Inflação dos EUA desacelera a 3,4% em julho

O índice de preços ao consumidor (IPC) dos Estados Unidos registrou uma leve desaceleração em julho, atingindo 3,4% no acumulado de 12 meses. O dado foi divulgado nesta quarta-feira (12) pelo Departamento do Trabalho do país.

O resultado ficou dentro das expectativas do mercado, que previa exatamente esse percentual, conforme pesquisa do MarketWatch. A desaceleração ocorre em um cenário de queda nos preços da gasolina, influenciada pela paralisação temporária das hostilidades no Oriente Médio entre junho e o início de julho, antes de um novo agravamento do conflito.

Na comparação mensal, os preços ao consumidor subiram 0,1%, também em linha com as projeções dos analistas. Esse aumento foi puxado principalmente pelos custos dos serviços de saúde.

O número deve trazer alívio aos mercados, após o Federal Reserve (Fed) decidir manter as taxas de juros inalteradas em sua última reunião, no fim de julho. A maioria dos integrantes do Comitê de Política Monetária (FOMC) avaliou que o atual pico inflacionário é transitório e optou por manter o status quo.

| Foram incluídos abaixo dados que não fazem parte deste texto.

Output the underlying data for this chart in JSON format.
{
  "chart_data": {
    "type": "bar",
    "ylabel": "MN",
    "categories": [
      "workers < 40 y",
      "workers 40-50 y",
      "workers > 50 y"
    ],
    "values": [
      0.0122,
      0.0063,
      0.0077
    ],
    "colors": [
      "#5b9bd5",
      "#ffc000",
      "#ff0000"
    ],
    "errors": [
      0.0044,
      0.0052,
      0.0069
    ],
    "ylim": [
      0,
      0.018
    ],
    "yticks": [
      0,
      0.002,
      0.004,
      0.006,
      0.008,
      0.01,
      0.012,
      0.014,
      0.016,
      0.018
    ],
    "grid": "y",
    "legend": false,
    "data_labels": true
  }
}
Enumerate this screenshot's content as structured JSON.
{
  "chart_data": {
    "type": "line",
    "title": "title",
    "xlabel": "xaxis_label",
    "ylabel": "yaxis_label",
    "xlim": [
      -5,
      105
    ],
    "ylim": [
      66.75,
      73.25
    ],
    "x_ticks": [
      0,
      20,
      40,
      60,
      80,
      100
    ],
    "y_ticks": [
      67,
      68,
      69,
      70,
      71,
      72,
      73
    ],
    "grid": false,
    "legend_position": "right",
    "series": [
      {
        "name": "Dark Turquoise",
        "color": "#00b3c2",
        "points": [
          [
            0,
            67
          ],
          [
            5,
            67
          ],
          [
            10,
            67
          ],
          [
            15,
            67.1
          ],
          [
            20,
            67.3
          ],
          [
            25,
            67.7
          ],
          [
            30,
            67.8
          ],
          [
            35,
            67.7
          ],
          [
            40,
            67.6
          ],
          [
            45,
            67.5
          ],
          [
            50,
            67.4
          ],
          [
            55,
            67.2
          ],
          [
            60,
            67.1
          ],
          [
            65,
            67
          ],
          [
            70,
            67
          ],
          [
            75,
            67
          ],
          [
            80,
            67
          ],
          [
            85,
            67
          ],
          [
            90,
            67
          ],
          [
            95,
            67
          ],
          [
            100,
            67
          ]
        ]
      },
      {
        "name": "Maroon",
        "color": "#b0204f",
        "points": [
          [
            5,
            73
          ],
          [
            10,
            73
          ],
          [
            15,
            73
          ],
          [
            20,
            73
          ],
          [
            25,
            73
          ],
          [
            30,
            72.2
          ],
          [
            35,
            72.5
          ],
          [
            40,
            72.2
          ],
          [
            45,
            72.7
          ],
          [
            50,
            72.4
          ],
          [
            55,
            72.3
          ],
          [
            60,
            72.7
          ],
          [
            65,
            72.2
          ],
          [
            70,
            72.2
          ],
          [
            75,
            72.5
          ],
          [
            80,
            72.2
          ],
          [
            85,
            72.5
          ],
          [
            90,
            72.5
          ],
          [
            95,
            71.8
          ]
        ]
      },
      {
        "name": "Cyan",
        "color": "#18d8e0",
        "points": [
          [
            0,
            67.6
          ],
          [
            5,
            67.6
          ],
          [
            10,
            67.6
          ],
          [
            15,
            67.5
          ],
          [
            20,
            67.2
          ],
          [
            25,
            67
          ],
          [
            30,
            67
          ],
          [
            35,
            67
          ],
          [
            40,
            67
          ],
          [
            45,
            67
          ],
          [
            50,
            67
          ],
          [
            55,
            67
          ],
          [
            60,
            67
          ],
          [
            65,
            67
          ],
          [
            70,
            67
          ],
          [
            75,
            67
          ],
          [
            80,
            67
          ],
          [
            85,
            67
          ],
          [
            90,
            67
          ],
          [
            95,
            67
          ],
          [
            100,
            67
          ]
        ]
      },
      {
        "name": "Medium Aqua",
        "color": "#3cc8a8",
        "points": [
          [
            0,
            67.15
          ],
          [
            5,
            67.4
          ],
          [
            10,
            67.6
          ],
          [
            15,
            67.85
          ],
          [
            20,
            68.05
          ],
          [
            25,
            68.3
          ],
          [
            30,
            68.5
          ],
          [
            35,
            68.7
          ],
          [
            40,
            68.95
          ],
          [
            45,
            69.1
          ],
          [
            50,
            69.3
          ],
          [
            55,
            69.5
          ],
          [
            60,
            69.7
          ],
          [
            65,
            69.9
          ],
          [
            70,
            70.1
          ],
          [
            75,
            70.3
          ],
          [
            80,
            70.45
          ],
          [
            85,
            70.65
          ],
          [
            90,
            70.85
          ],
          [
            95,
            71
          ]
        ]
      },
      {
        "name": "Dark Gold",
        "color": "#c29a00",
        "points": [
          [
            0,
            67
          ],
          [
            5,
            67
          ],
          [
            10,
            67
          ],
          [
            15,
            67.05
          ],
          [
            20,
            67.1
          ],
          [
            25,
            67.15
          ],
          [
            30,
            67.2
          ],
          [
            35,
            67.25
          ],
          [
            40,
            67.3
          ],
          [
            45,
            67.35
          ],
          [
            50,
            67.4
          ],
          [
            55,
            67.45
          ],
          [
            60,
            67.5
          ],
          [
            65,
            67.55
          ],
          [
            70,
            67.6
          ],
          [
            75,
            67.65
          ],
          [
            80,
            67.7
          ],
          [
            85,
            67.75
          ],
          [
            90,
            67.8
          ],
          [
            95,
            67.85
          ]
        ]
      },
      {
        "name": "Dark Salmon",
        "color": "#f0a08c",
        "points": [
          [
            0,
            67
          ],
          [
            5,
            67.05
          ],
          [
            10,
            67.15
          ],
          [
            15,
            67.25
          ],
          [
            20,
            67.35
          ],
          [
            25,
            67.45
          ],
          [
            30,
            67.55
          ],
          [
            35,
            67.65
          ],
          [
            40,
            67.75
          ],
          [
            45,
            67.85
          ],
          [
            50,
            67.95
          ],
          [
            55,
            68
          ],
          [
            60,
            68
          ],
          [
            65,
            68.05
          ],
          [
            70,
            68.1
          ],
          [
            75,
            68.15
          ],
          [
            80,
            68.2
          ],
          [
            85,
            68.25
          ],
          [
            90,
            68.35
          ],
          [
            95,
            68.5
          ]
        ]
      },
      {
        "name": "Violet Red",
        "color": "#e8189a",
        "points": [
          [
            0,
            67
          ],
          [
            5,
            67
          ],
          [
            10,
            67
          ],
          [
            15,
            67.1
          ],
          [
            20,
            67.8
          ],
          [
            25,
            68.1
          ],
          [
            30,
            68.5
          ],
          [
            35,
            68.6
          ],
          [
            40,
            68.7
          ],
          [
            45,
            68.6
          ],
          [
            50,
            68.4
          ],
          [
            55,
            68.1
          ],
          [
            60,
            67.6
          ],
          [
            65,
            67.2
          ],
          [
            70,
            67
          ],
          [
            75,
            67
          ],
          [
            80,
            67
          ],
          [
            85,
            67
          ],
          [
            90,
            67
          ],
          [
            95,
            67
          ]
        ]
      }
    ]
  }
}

O Fed utiliza como referência principal o índice PCE, outra medida de inflação, para orientar suas decisões de política monetária. O banco central americano tem um mandato duplo: controlar a inflação, com meta anual de 2%, e buscar o pleno emprego. A meta inflacionária não é cumprida há mais de cinco anos.

No início de 2025, o cumprimento da meta parecia possível, mas a situação se deteriorou gradualmente, primeiro com as tarifas de importação impostas pelo presidente Donald Trump e depois com a eclosão da guerra. O conflito com o Irã representou um impacto ainda maior do que as tarifas.

A inflação estava em 2,8% antes dos primeiros bombardeios de Israel e dos Estados Unidos, em 28 de fevereiro, mas saltou para 4,2% em maio.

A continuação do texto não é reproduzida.